Neil Saunders

Personal information
- Full name: Neil Christopher Saunders
- Date of birth: 7 May 1983 (age 42)
- Place of birth: Dagenham, England
- Position(s): Midfielder

Youth career
- 1992–2002: Watford

Senior career*
- Years: Team / Apps / (Gls)
- 2002–2003: Watford / 0 / (0)
- 2003–2004: Barnet / 1 / (0)
- 2003–2007: Team Bath / 48 / (13)
- 2007–2010: Exeter City / 23 / (3)
- Total:  / 72 / (16)

= Neil Saunders =

English footballer

Neil Christopher Saunders (born 7 May 1983) is a former professional footballer who played as a midfielder. He last played for Exeter City in League One, before retiring due to injury in 2010.

He has played international futsal for England.

==Career==
Saunders was born in Dagenham, east London. He was a member of Watford's youth academy for ten years before being offered professional terms by manager Gianluca Vialli. Despite playing regularly for the reserves, Saunders failed to make a first-team appearance for the club, and joined Conference National club Barnet on a free transfer in August 2003. He played only once for Barnet's first team.

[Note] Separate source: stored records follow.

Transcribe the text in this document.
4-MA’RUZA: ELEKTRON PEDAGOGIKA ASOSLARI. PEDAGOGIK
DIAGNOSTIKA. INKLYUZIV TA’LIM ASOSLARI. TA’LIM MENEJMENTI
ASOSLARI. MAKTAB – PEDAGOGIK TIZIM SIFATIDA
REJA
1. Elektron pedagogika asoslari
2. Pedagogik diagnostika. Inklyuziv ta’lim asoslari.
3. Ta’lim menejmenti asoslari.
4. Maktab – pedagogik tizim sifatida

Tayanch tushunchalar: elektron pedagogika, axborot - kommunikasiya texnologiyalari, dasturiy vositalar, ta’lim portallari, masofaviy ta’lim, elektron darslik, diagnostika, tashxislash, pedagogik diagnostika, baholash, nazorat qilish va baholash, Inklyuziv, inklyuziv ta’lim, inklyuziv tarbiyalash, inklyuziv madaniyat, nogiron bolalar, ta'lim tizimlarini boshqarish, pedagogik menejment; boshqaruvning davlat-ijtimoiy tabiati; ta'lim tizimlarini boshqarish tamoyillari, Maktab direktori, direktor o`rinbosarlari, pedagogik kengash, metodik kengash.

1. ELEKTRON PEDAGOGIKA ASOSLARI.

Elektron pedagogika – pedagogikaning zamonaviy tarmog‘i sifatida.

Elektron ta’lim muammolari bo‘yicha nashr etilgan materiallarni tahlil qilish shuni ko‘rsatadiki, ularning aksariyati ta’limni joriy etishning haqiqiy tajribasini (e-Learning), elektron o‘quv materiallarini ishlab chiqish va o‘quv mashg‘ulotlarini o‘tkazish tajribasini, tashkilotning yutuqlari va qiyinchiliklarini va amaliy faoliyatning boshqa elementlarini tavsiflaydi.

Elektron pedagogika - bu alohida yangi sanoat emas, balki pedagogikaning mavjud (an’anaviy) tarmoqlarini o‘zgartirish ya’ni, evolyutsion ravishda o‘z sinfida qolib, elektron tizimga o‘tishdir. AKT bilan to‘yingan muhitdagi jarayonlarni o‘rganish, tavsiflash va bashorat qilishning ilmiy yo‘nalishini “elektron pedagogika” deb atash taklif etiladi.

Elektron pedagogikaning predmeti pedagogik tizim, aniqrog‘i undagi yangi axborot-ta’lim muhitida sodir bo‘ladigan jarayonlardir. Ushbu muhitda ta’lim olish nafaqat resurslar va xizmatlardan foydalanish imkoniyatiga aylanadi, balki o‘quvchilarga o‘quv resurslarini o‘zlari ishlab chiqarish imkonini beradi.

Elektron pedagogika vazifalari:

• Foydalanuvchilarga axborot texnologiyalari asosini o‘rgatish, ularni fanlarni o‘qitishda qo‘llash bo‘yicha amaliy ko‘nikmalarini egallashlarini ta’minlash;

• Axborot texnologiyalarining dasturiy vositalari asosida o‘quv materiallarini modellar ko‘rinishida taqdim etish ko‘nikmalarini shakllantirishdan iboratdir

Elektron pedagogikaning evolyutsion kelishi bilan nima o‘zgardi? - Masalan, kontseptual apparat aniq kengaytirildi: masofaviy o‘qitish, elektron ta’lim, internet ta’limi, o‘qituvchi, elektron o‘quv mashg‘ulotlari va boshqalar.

He played for Team Bath while studying for a BA degree in Coach Education and Sports Development at the University of Bath. He contributed to their promotion to the Premier Division of the Southern League in the 2003–04 season. Appointed club captain for the 2005–06 season, he missed most of the campaign with a knee injury. At the end of the 2006–07 season he received the manager's Player of the Year award, having led the team to runners-up spot in the Premier Division, missing out on promotion to the Conference South after losing to Maidenhead United in the play-off final, and the tema's first victory in the Somerset Premier Cup.

He turned professional with Exeter City before the 2007–08 season, together with Matt Taylor, rejoining their former Team Bath coach Paul Tisdale. However, Saunders was injured before the start of the season and it was not until 15 months later, in December 2008, that he finally made his debut for Exeter, during a home game against Lincoln City. He scored his first goal in professional football with a 35-yard volley during Exeter's League Two match against Barnet in January 2009.

It was announced on 14 May 2010, that he had been released by Exeter, along with eight other players.

Saunders made his debut for England at futsal in December 2004.

On 29 June 2010 Saunders announced he was to retire from professional football at the age of 27 due to his ongoing knee injury preventing him from fulfilling his potential in the game.